Is Pluto a Planet?
Written by Vedika Pathania.
Is Pluto really a planet? Well, sort of. Pluto is actually a Dwarf Planet…
Written by Vedika Pathania (written in May 2020)
The Solar System is fascinating. Anything that is related to the infinite cosmos has always piqued our interest and most of us grew up learning that there were 9 planets in our Solar System and 9 planets that orbited around the Sun. The outermost one was Pluto which quickly became everyone’s favourite. But in 2006, Pluto was stripped of its status as a planet by the International Astronomical Union.
So the question arises, is Pluto really a planet? Well, sort of. Pluto is actually a Dwarf Planet.
Named after the God of the Underworld in classic mythology, Pluto was discovered by Clyde Tombaugh in 1930 and declared the 9th planet. At a distance of 5.9 billion kilometers from the sun, a diameter that’s just 70% that of our own Moon, Pluto has been the subject of many controversies as well as adoration. It also has a heart-shaped icy lake that makes it all the more loveable.
What exactly is a dwarf planet, you may wonder.
The basic difference that sets dwarf planets aside from normal planets like Earth, Mars, Jupiter, Saturn, and other planets is that Dwarf Planets haven’t “Cleared the neighborhood around their orbits”.
What does this mean?
It basically means that there are other similar-sized celestial bodies as that particular planet (in this case, Pluto) in its orbit.
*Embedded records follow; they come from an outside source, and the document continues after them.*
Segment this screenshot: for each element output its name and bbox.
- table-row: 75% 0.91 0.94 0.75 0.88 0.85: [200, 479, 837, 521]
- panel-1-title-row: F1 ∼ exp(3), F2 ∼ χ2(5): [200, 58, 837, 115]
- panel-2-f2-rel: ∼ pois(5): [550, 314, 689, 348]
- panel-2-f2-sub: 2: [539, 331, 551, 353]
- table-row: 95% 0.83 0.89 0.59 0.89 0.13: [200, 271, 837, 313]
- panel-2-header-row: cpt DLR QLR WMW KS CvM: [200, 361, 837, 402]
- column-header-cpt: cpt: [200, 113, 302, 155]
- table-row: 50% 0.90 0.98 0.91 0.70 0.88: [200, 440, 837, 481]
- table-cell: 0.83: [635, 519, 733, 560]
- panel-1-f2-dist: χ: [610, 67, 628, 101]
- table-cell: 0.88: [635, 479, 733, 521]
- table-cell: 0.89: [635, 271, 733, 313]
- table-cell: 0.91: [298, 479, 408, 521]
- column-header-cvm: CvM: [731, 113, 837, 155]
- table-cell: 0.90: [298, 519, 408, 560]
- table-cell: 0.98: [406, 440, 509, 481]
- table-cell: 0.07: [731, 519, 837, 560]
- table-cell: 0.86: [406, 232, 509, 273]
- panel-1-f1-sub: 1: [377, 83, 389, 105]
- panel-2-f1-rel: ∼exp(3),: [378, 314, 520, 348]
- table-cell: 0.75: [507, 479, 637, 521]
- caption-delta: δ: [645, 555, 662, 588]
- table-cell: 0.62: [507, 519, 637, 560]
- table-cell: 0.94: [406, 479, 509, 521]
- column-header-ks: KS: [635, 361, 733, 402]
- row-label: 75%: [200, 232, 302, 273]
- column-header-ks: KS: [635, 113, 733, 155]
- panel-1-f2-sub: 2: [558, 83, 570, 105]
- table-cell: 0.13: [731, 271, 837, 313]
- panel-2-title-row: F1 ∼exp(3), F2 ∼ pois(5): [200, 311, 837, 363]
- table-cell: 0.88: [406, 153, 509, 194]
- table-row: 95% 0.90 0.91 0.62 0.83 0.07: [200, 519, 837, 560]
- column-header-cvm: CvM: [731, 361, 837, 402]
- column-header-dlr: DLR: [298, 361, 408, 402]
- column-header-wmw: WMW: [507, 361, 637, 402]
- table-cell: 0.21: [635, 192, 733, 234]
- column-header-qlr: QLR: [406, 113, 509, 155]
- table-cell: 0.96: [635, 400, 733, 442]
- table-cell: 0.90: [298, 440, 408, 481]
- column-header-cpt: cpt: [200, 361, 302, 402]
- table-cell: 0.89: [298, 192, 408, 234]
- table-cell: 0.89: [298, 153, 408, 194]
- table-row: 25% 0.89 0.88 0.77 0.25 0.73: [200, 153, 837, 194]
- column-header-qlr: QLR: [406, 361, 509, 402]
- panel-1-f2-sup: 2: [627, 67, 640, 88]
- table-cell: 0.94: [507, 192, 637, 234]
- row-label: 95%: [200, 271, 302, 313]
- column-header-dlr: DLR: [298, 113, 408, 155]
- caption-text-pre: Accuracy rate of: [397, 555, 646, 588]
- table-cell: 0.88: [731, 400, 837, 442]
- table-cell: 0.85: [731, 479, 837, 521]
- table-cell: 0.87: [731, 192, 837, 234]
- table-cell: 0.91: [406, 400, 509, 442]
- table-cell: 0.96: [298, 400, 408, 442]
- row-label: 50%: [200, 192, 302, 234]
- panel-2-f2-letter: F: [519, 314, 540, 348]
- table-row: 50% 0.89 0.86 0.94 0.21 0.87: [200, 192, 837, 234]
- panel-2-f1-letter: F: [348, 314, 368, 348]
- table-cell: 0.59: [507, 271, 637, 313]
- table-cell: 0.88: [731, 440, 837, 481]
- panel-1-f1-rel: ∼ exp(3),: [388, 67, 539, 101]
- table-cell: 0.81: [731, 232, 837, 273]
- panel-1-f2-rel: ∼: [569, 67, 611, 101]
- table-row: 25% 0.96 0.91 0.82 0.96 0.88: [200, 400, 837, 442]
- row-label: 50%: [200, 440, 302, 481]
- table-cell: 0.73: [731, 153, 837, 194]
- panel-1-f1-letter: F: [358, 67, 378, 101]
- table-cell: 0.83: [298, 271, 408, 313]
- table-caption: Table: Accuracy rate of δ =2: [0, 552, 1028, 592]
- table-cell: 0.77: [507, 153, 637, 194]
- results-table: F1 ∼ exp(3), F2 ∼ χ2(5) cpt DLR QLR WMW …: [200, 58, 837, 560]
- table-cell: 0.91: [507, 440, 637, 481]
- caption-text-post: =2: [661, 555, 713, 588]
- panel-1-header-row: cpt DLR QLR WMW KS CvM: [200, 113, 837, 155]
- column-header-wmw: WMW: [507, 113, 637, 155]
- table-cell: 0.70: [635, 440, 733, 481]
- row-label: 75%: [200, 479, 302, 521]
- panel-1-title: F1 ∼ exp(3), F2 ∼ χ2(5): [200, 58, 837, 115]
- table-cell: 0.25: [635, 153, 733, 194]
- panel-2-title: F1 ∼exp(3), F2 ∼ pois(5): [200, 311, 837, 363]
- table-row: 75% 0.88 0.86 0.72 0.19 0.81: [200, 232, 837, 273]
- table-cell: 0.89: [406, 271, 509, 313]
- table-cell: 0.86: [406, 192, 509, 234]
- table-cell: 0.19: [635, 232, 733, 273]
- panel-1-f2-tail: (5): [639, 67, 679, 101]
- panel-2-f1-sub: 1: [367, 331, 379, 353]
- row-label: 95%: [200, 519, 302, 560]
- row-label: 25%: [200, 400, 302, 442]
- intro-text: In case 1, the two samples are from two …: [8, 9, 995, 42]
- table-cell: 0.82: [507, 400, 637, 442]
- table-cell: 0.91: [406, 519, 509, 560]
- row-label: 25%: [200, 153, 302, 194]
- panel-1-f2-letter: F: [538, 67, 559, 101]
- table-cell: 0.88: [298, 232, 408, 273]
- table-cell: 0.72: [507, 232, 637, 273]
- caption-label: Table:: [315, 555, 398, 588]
So, Dwarf Planets like Pluto don’t have enough gravitational dominance and share their orbit with a lot of other similar-sized objects. Pluto, for example, orbits in a zone outside Neptune’s orbit called the Kuiper Belt which is a distant region and has frozen bodies that are the debris from the origin of the Solar System. These are the bodies that also exist in Pluto’s orbit and are in Pluto’s “neighborhood”.
In January 2006, the National Aeronautics and Space Administration (NASA) launched the New Horizons spacecraft that conducted a 6 month-long flyby study of Pluto and its moons. New Horizons also found that Pluto has blue skies and water ice.
Even though Pluto is not a planet, the heart-spotted, icy mini-planet continues to be a favourite. For all you Pluto lovers, know that Pluto is not alone, it has the company of two other dwarf planets, Ceres and Eris, and is surrounded by celestial bodies as old as time.